Task 2: Tight-Binding Band Structure

Implement a function tight_binding_1d(epsilon_0, t, N_k) that: - Computes $E(k) = \epsilon_0 - 2t\cos(ka)$ on a grid of $k$ values in the first Brillouin zone - Returns energy, crystal momentum, effective mass, density of states - Plots the band structure, DOS, and effective mass vs. $k$

Task 3: Graphene Bands

Implement graphene_bands(t, N_k) that: - Computes the full 2D band structure $E_\pm(\mathbf{k})$ - Plots the 3D band surface showing the Dirac cones - Computes and plots a cut along the high-symmetry path $\Gamma \to K \to M \to \Gamma$ - Extracts the Fermi velocity near the K point

See code/project-checkpoint.py for a starter implementation and code/example-01-bands.py for a complete worked example of the Kronig-Penney band structure.

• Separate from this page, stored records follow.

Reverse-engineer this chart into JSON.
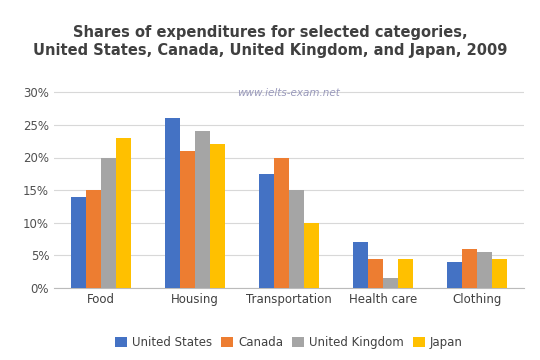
{
  "title": "Shares of expenditures for selected categories,\nUnited States, Canada, United Kingdom, and Japan, 2009",
  "watermark": "www.ielts-exam.net",
  "categories": [
    "Food",
    "Housing",
    "Transportation",
    "Health care",
    "Clothing"
  ],
  "countries": [
    "United States",
    "Canada",
    "United Kingdom",
    "Japan"
  ],
  "values": {
    "United States": [
      14,
      26,
      17.5,
      7,
      4
    ],
    "Canada": [
      15,
      21,
      20,
      4.5,
      6
    ],
    "United Kingdom": [
      20,
      24,
      15,
      1.5,
      5.5
    ],
    "Japan": [
      23,
      22,
      10,
      4.5,
      4.5
    ]
  },
  "colors": {
    "United States": "#4472C4",
    "Canada": "#ED7D31",
    "United Kingdom": "#A5A5A5",
    "Japan": "#FFC000"
  },
  "ylim": [
    0,
    32
  ],
  "yticks": [
    0,
    5,
    10,
    15,
    20,
    25,
    30
  ],
  "ytick_labels": [
    "0%",
    "5%",
    "10%",
    "15%",
    "20%",
    "25%",
    "30%"
  ],
  "background_color": "#ffffff",
  "grid_color": "#d8d8d8",
  "title_fontsize": 10.5,
  "title_color": "#404040",
  "watermark_color": "#9999bb",
  "watermark_fontsize": 7.5,
  "legend_fontsize": 8.5,
  "tick_fontsize": 8.5,
  "bar_width": 0.16
}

⚠️ Common Misconception: Students sometimes confuse the number of bands with the number of atoms in the crystal. The number of bands is determined by the number of orbitals per unit cell (including spin), not the total number of atoms. A crystal with $10^{23}$ atoms but 1 orbital per unit cell has 1 band (with $10^{23}$ states). A crystal with $10^{23}$ unit cells and 2 orbitals per cell has 2 bands (each with $10^{23}$ states). Graphene has 2 atoms per cell, hence 2 $\pi$ bands.

🔗 Connection: This chapter has shown how quantum mechanics governs the macroscopic properties of solids. In Chapter 27, we turn to the quantum mechanics of light itself — photon number states, coherent states, and quantum optics. In Chapter 32, we will learn about the Berry phase, and in Chapter 36, we will return to band theory with the powerful lens of topology, discovering entirely new states of matter.